We woke to a brightening sky that was clear above but was ringed with clouds along the southern and northern horizons. Over the next hour, before the sun rose, the northern clouds marched towards us, multiplying and beginning to glow pink, but improbably disappearing or veering away just as they reached the lake. The southern clouds were kinder, managing to stick around, though sparsely, till the sun finally illuminated Crown Point and the hills to the west of the lake. The stillness of the lake was yet unbroken by the daily winds caressing its surface, and the clouds above were reflected in the lake, completing the picture. As the pinks and oranges of morning disappeared, I tallied the sunrises and sunsets I’d photographed on this trip, each more memorable than the next, but even more special, more spectacular, were the photographs I’d dreamed of taking for a very long time, with an alpine lake in the foreground and the Milky Way rising above. This had truly been a extraordinary trip in every respect.

The apex of emotions I felt during the glorious sunrise mirrored the hiking that day, all downhill and spent regurgitating the experiences and emotions of the previous three days… I would probably never go on another trip like this, not for four days, anyway, and never experience these lakes, with so many others to explore, so many other gems to add to a growing list of memories of the Eastern Sierras.

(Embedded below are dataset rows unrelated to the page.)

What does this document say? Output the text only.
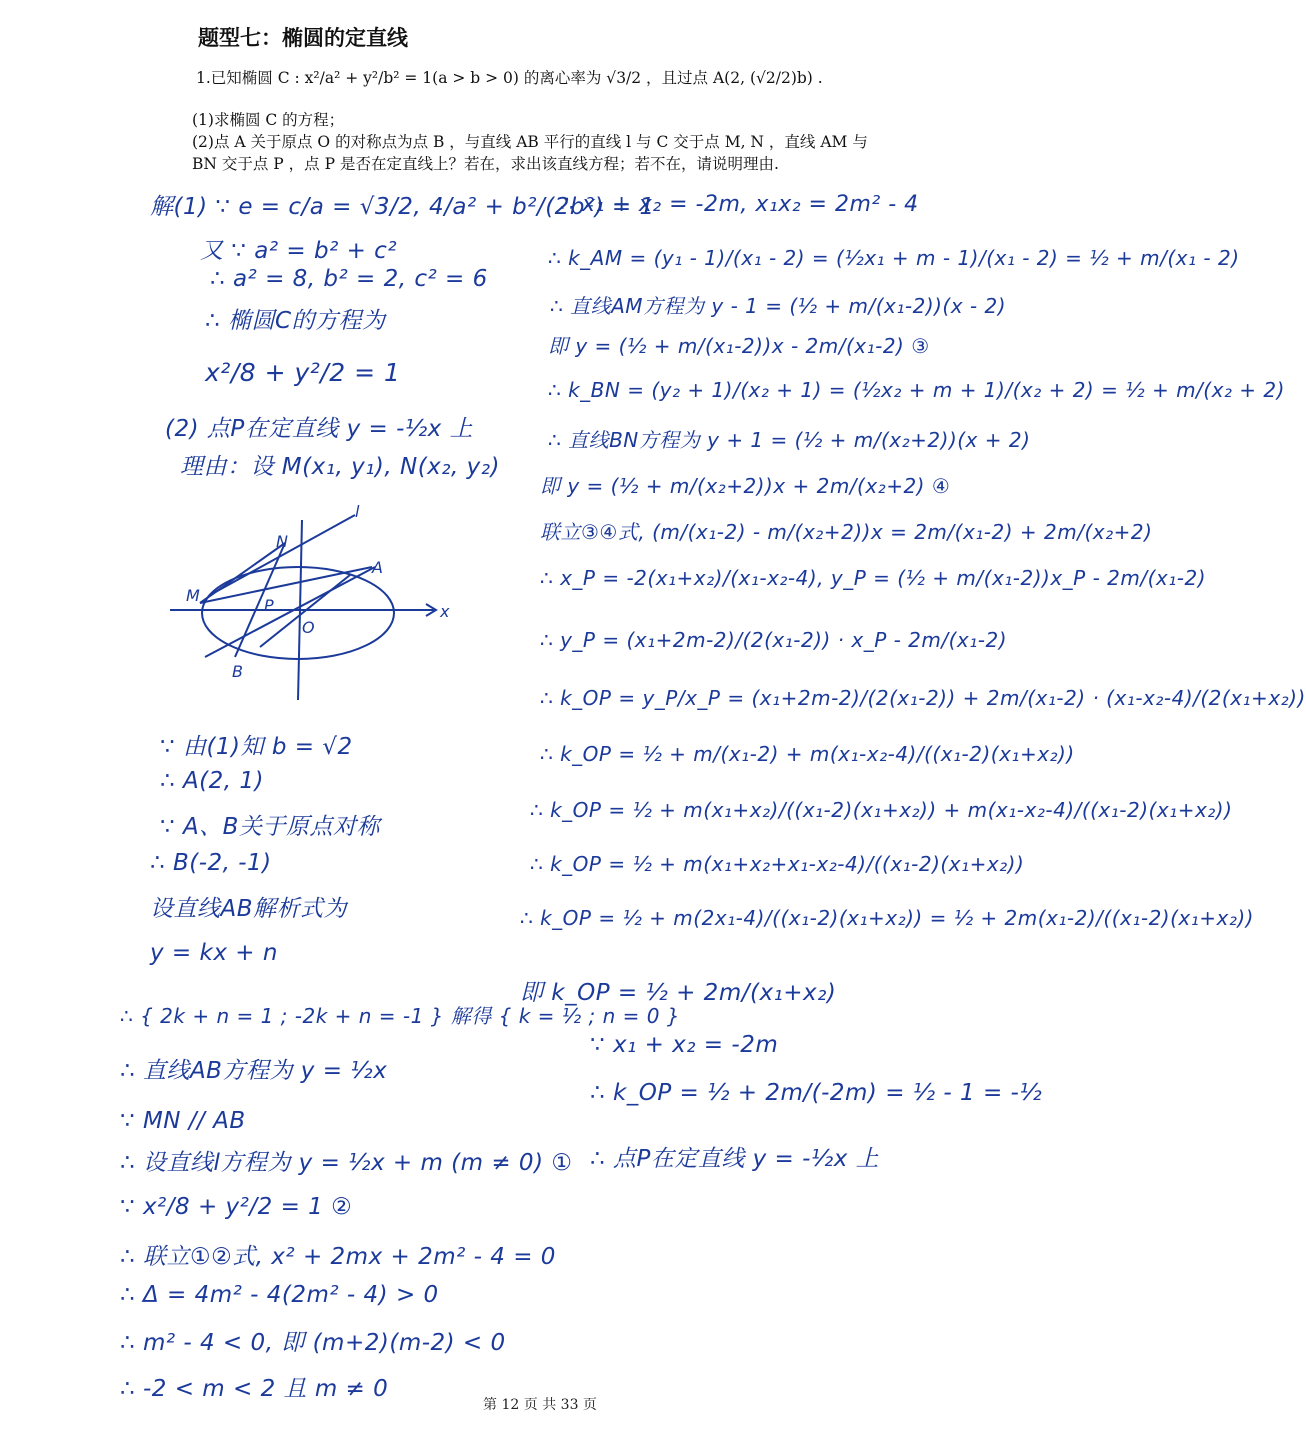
题型七：椭圆的定直线
1.已知椭圆 C : x²/a² + y²/b² = 1(a > b > 0) 的离心率为 √3/2 ，且过点 A(2, (√2/2)b) .
(1)求椭圆 C 的方程；
(2)点 A 关于原点 O 的对称点为点 B ，与直线 AB 平行的直线 l 与 C 交于点 M, N ，直线 AM 与
BN 交于点 P ，点 P 是否在定直线上？若在，求出该直线方程；若不在，请说明理由.
解(1) ∵ e = c/a = √3/2, 4/a² + b²/(2b²) = 1
又 ∵ a² = b² + c²
∴ a² = 8, b² = 2, c² = 6
∴ 椭圆C的方程为
x²/8 + y²/2 = 1
(2) 点P在定直线 y = -½x 上
理由：设 M(x₁, y₁), N(x₂, y₂)
l
N
A
M
P
O
B
x
∵ 由(1)知 b = √2
∴ A(2, 1)
∵ A、B关于原点对称
∴ B(-2, -1)
设直线AB解析式为
y = kx + n
∴ { 2k + n = 1 ; -2k + n = -1 } 解得 { k = ½ ; n = 0 }
∴ 直线AB方程为 y = ½x
∵ MN // AB
∴ 设直线l方程为 y = ½x + m (m ≠ 0) ①
∵ x²/8 + y²/2 = 1 ②
∴ 联立①②式, x² + 2mx + 2m² - 4 = 0
∴ Δ = 4m² - 4(2m² - 4) > 0
∴ m² - 4 < 0, 即 (m+2)(m-2) < 0
∴ -2 < m < 2 且 m ≠ 0
∴ x₁ + x₂ = -2m, x₁x₂ = 2m² - 4
∴ k_AM = (y₁ - 1)/(x₁ - 2) = (½x₁ + m - 1)/(x₁ - 2) = ½ + m/(x₁ - 2)
∴ 直线AM方程为 y - 1 = (½ + m/(x₁-2))(x - 2)
即 y = (½ + m/(x₁-2))x - 2m/(x₁-2) ③
∴ k_BN = (y₂ + 1)/(x₂ + 1) = (½x₂ + m + 1)/(x₂ + 2) = ½ + m/(x₂ + 2)
∴ 直线BN方程为 y + 1 = (½ + m/(x₂+2))(x + 2)
即 y = (½ + m/(x₂+2))x + 2m/(x₂+2) ④
联立③④式, (m/(x₁-2) - m/(x₂+2))x = 2m/(x₁-2) + 2m/(x₂+2)
∴ x_P = -2(x₁+x₂)/(x₁-x₂-4), y_P = (½ + m/(x₁-2))x_P - 2m/(x₁-2)
∴ y_P = (x₁+2m-2)/(2(x₁-2)) · x_P - 2m/(x₁-2)
∴ k_OP = y_P/x_P = (x₁+2m-2)/(2(x₁-2)) + 2m/(x₁-2) · (x₁-x₂-4)/(2(x₁+x₂))
∴ k_OP = ½ + m/(x₁-2) + m(x₁-x₂-4)/((x₁-2)(x₁+x₂))
∴ k_OP = ½ + m(x₁+x₂)/((x₁-2)(x₁+x₂)) + m(x₁-x₂-4)/((x₁-2)(x₁+x₂))
∴ k_OP = ½ + m(x₁+x₂+x₁-x₂-4)/((x₁-2)(x₁+x₂))
∴ k_OP = ½ + m(2x₁-4)/((x₁-2)(x₁+x₂)) = ½ + 2m(x₁-2)/((x₁-2)(x₁+x₂))
即 k_OP = ½ + 2m/(x₁+x₂)
∵ x₁ + x₂ = -2m
∴ k_OP = ½ + 2m/(-2m) = ½ - 1 = -½
∴ 点P在定直线 y = -½x 上
第 12 页 共 33 页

At last, we were at the van again, and those of us who chose proper food (and those of us who had dreamed of a proper hamburger with every sporkful of freeze-dried food) won out over the few who preferred to shower first. We pulled into Whoa Nellie’s deli once again, and the half-pound Angus burger I’d ordered, with fries of course, was a distant memory within seconds. I quickly downloaded my photos onto my laptop, and Brian took the opportunity to show us a couple of very neat processing tricks on Photoshop, making me salivate with anticipation all the way home.

Back at the Mammoth Mountain Inn, it was time to say goodbye to everyone, and once again endure the long drive home, with only a stop in Lone Pine for coffee, and not even a detour for beef jerky, which I’d had more than enough of in the wilderness. Thought turned to home, and as the Sierras receded into the distance, all I could do was to replay the sequence of photos being downloaded from my camera, visualizing each as a finished image, a permanent memory of everything I’d seen and felt for four days.

Au revoir, Eastern Sierra, till we meet again soon, when you’re wearing fall’s mantle of yellows and oranges upon your slopes.